Personal information
- Full name: Konstantin Valentinovich Paramonov
- Date of birth: 26 November 1973 (age 51)
- Place of birth: Perm, USSR
- Height: 1.81 m (5 ft 11 in)
- Position(s): Forward

Senior career*
- Years: Team / Apps / (Gls)
- 1991–1995: FC Zvezda Perm / 135 / (16)
- 1996–2008: FC Amkar Perm / 337 / (171)
- Total:  / 472 / (187)

Managerial career
- 2009–2014: FC Amkar Perm (reserves assistant)
- 2014: FC Amkar Perm (caretaker)
- 2014–2017: FC Amkar Perm (reserves)
- 2017–2018: FC Amkar Perm (academy)
- 2018–2019: FC Zvezda Perm
- 2019–2020: FC Orenburg (assistant)
- 2020: FC Orenburg
- 2020–2021: FC Lada Dimitrovgrad
- 2021: FC Zvezda Perm
- 2022–2023: FC Kolomna

= Konstantin Paramonov =

Russian footballer

Konstantin Valentinovich Paramonov (Константин Валентинович Парамонов; born 26 November 1973) is a Russian football coach and a former player.

==Playing career==
He scored the most league goals in Amkar's history (171).
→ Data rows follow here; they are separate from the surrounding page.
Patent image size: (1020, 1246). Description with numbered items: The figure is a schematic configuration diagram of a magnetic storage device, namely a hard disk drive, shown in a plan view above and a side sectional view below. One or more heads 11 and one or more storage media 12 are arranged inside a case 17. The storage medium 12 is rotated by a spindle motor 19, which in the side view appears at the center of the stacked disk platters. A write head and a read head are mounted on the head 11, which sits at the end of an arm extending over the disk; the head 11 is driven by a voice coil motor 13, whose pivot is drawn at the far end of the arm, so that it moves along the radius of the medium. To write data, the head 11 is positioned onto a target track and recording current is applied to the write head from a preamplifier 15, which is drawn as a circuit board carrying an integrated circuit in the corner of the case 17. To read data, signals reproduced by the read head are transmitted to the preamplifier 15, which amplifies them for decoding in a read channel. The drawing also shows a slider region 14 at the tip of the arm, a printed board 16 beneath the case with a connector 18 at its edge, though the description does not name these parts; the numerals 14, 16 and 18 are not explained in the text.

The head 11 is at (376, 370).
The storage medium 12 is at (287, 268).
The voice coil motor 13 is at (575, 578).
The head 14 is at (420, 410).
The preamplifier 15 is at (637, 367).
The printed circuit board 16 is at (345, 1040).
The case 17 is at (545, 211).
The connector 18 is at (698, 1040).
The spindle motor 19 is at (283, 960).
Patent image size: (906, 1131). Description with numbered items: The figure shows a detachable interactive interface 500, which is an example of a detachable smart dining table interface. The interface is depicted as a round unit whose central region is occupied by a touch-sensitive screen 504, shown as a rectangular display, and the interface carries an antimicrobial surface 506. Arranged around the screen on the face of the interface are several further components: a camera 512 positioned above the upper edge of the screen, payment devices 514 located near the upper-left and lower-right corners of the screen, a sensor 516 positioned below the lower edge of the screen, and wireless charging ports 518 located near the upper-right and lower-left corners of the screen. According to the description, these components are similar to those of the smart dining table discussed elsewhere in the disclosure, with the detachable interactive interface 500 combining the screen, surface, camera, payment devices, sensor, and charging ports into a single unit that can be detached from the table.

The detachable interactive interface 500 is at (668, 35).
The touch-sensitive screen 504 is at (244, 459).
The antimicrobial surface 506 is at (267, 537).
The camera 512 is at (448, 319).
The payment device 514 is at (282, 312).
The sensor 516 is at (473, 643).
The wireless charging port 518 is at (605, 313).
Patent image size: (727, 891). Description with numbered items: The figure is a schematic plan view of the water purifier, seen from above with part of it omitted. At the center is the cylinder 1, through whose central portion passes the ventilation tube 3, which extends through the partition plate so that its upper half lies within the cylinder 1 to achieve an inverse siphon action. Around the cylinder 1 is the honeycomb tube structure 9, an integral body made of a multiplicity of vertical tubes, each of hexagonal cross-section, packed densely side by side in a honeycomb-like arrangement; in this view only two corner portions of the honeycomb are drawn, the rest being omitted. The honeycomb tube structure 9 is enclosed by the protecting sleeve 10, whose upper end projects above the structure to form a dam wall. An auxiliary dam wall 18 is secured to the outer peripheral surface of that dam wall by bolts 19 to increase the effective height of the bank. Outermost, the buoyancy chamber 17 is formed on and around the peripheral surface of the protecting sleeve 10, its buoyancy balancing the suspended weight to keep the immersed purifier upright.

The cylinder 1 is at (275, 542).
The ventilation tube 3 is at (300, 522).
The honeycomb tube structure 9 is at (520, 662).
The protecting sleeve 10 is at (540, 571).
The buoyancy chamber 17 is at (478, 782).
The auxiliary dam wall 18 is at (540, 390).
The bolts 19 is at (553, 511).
He was the top scorer in Russian First Division in 1999 (23 goals) and the top scorer in Russian Second Division in 1996 (34 goals, Zone Center) and 1998 (30 goals, Zone Ural).

==Coaching career==
On 22 May 2020, Ilshat Aitkulov was appointed caretaker manager of FC Orenburg. As Aitkulov does not possess the mandatory UEFA Pro Licence, Paramonov was officially registered with the league as manager. He left Orenburg on 24 July 2020, following the club's relegation from the Russian Premier League.

==Personal life==
His son Yevgeni Paramonov is a professional footballer.